Venomous Jellyfish as Big as 5 London Buses Invade Britain
Deadly Portuguese man o’ war jellyfish, with tentacles as long as five London buses. People have been reporting these sightings all around the English coastline, prompting fears of invasion among conservationists. Normally living far from land in the ocean, experts from the Marine Conservation Society (MCS) say that the Society’s survey team has received many reports of them near the shoreline this year.
The venomous jellyfish, which can reach 160 feet in length and can be deadly. Even with their massive sive, swimmers and surfers are not always able to spot them before they are stung. And a single touch from this massive monsters can be deadly.
Last month, there were 30 reports from locals in the southern English counties of Devon and Cornwall of the aptly names barrel jellyfish drifting near the coast. Experts are saying that data suggests that a significant recent rise in the numbers of some jellyfish species in UK seas is underway.

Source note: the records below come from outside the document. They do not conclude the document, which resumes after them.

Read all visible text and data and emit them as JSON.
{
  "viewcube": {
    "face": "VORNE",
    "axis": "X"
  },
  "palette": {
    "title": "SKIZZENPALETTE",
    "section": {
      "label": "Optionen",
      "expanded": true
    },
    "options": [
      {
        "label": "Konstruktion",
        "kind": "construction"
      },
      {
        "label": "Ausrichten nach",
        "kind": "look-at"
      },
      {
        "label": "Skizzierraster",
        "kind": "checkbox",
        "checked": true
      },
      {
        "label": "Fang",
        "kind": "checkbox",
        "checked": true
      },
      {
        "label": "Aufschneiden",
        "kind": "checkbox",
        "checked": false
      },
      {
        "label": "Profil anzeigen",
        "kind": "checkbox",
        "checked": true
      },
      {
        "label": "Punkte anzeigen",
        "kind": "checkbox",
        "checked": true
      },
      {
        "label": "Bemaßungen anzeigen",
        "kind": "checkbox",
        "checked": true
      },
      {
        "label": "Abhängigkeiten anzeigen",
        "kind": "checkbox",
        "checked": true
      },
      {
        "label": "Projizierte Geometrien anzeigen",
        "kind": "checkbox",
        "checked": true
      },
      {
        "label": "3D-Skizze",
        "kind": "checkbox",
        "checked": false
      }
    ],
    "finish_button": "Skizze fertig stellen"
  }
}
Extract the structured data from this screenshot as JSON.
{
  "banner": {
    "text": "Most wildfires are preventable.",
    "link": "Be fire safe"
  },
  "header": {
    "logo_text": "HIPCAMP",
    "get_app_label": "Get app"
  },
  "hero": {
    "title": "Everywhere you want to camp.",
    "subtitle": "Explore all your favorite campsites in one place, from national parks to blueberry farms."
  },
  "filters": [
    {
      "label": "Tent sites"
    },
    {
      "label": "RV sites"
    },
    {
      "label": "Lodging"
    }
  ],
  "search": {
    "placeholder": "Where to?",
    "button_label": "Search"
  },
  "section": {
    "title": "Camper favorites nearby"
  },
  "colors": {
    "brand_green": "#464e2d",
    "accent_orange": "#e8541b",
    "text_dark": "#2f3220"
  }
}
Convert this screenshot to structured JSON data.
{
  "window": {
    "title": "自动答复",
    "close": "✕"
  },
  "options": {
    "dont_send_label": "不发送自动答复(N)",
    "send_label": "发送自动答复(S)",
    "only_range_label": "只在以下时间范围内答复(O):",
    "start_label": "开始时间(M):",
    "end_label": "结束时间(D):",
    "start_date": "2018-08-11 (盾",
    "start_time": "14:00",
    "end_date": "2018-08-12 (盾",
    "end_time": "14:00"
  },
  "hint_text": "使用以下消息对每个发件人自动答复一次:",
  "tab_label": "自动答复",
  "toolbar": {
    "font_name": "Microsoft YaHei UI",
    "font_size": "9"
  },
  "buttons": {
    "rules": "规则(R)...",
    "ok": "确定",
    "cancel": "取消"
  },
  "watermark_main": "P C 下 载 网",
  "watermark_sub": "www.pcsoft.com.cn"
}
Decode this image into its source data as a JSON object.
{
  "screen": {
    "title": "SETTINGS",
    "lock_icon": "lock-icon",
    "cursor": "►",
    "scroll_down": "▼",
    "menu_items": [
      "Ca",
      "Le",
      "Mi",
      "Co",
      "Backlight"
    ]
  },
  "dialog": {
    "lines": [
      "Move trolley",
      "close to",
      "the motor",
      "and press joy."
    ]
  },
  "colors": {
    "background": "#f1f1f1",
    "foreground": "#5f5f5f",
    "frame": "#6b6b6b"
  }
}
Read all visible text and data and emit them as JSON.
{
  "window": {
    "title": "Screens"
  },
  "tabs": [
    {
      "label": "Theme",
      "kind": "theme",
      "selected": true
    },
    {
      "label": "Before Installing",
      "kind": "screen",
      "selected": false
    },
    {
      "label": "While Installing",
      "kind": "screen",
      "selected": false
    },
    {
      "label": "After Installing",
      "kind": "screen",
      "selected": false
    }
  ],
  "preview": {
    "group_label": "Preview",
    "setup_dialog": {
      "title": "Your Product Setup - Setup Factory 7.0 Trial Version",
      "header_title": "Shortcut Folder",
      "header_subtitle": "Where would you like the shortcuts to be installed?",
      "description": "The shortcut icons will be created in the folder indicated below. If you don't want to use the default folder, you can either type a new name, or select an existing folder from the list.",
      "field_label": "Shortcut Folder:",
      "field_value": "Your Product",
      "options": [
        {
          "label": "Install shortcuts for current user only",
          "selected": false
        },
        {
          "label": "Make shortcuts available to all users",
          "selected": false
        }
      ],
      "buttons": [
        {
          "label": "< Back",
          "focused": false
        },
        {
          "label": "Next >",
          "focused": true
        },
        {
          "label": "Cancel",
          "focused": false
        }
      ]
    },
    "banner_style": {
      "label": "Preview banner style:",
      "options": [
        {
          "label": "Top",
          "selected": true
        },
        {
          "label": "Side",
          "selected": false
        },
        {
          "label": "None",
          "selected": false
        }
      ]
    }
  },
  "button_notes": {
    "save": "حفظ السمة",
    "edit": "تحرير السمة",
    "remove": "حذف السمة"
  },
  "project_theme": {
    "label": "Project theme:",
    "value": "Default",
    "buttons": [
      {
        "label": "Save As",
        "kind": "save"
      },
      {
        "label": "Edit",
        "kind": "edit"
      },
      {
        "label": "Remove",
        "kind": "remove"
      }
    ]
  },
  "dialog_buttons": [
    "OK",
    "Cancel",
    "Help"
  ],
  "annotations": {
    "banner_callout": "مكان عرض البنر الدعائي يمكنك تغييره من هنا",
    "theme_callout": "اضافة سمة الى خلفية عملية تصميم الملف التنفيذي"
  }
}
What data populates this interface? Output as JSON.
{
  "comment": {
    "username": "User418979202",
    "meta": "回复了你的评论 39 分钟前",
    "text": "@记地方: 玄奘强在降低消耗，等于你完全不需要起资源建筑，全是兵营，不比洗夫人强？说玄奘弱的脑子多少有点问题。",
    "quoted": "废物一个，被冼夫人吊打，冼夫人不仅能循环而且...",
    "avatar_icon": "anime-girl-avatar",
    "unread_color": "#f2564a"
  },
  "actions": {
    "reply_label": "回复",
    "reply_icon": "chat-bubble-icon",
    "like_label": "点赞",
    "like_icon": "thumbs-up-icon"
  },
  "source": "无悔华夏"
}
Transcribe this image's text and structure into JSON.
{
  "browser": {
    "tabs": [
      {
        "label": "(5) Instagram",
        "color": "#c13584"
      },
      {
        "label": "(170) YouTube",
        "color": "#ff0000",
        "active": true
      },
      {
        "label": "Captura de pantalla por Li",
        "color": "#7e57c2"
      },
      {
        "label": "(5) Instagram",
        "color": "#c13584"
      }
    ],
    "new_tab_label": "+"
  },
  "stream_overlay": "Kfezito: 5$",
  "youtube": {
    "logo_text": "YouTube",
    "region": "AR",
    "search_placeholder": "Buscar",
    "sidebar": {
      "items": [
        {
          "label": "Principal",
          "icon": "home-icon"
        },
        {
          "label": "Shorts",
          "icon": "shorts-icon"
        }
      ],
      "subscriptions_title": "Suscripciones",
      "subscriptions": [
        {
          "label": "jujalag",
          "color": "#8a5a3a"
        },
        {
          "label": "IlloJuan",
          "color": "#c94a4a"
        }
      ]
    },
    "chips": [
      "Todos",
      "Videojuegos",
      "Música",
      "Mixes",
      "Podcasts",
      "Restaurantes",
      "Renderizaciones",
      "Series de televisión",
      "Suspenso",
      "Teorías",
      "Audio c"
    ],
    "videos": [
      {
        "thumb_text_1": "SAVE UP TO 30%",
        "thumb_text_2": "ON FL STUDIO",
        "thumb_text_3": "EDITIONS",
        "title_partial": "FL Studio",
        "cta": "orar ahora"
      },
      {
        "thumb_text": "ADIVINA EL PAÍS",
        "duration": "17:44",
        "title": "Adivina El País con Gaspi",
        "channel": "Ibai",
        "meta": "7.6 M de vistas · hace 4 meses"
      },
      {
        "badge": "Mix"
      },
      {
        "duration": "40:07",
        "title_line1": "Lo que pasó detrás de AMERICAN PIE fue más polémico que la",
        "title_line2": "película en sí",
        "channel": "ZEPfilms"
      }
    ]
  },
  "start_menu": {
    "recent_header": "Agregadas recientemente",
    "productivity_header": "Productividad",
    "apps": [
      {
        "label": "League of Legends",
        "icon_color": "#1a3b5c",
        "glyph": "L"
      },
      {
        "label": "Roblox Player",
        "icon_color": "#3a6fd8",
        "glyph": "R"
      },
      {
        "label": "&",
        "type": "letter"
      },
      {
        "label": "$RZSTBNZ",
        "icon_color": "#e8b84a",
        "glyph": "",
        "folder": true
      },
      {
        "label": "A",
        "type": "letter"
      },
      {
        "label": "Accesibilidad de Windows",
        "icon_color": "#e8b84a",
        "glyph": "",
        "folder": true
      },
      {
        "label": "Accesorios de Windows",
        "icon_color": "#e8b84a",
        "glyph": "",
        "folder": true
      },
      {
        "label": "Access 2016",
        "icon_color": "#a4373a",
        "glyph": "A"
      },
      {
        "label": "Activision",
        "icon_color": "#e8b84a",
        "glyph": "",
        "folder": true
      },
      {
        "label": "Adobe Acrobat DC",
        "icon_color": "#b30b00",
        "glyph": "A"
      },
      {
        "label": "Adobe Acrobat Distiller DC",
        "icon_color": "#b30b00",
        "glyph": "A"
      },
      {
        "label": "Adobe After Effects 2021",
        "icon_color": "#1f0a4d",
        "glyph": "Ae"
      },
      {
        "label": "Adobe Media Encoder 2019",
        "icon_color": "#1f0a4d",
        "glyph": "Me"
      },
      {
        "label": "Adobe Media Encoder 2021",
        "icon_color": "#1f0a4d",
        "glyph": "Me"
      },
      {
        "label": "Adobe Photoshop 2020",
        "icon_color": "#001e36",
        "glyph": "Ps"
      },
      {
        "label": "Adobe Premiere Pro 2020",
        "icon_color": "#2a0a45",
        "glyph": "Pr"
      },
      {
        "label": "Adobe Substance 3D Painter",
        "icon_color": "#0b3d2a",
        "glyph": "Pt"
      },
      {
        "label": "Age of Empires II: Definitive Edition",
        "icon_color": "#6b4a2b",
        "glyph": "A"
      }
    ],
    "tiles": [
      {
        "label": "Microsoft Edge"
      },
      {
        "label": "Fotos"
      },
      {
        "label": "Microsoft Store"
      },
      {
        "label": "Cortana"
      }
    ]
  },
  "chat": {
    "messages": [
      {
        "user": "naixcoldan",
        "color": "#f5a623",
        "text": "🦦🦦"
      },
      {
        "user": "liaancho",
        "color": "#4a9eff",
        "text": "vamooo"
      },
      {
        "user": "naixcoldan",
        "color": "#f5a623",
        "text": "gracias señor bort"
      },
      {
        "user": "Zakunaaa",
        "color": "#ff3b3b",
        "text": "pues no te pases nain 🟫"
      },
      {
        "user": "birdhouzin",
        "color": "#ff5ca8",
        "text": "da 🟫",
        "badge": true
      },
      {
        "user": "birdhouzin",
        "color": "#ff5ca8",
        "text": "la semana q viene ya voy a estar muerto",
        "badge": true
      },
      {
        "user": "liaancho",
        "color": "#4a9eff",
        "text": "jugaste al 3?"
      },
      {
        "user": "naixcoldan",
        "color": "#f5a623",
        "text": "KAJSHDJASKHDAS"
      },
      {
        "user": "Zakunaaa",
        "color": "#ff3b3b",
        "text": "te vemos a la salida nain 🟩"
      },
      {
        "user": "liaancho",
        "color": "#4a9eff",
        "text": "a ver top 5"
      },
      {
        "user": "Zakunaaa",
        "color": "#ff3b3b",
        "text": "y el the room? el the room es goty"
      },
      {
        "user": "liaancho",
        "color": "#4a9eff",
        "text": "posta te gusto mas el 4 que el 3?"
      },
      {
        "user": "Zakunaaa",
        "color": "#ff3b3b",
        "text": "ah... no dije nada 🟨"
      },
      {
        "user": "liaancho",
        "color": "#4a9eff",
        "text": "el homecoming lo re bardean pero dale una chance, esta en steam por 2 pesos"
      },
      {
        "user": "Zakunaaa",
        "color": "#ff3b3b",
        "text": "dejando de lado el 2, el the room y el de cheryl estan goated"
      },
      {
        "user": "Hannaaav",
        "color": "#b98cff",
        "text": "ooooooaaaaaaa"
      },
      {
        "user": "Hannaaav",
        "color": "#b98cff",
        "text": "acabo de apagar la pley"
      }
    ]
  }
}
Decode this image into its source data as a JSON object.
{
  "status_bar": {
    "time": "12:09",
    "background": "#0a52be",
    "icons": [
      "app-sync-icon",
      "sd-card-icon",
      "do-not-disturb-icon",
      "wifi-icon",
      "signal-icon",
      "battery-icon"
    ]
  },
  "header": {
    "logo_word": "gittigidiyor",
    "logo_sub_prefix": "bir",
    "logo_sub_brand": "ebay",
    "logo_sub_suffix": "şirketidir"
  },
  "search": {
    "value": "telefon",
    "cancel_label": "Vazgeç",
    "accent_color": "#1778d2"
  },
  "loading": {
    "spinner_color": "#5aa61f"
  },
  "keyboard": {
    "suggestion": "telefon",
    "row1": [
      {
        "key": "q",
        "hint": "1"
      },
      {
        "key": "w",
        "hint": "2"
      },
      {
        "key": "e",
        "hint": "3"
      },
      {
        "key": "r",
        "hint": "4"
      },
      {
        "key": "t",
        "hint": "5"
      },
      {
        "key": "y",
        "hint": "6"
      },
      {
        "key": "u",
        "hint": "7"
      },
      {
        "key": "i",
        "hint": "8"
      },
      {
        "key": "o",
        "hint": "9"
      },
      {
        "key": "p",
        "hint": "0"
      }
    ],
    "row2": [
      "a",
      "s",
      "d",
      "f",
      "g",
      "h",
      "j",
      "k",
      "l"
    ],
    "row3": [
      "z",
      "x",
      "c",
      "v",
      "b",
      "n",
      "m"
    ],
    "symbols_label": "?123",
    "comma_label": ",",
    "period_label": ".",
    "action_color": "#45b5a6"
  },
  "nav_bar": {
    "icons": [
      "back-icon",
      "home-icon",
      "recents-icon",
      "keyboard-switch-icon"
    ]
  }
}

But why is this happening? Some suggest global warming is to blame. Researchers have so far been baffled. In 2013 there were 1,000 reports involving hundreds of thousands of jellyfish in England. Last year the number of reports increased again to over 1,400 reports, and by July this year the survey had already recorded over 1,000 reports. August is usually a peak month for jellyfish sightings and so 2015 looks to be another record breaker.
The creature’s venomous tentacles can deliver a painful sting, similar to a cut with a knife, with rash-like symptoms developing immediately. However, the pain depends on the level of exposure.
The Marine Conservation Society said the rise in the number of jellyfish around the British coast can “no longer be ignored.”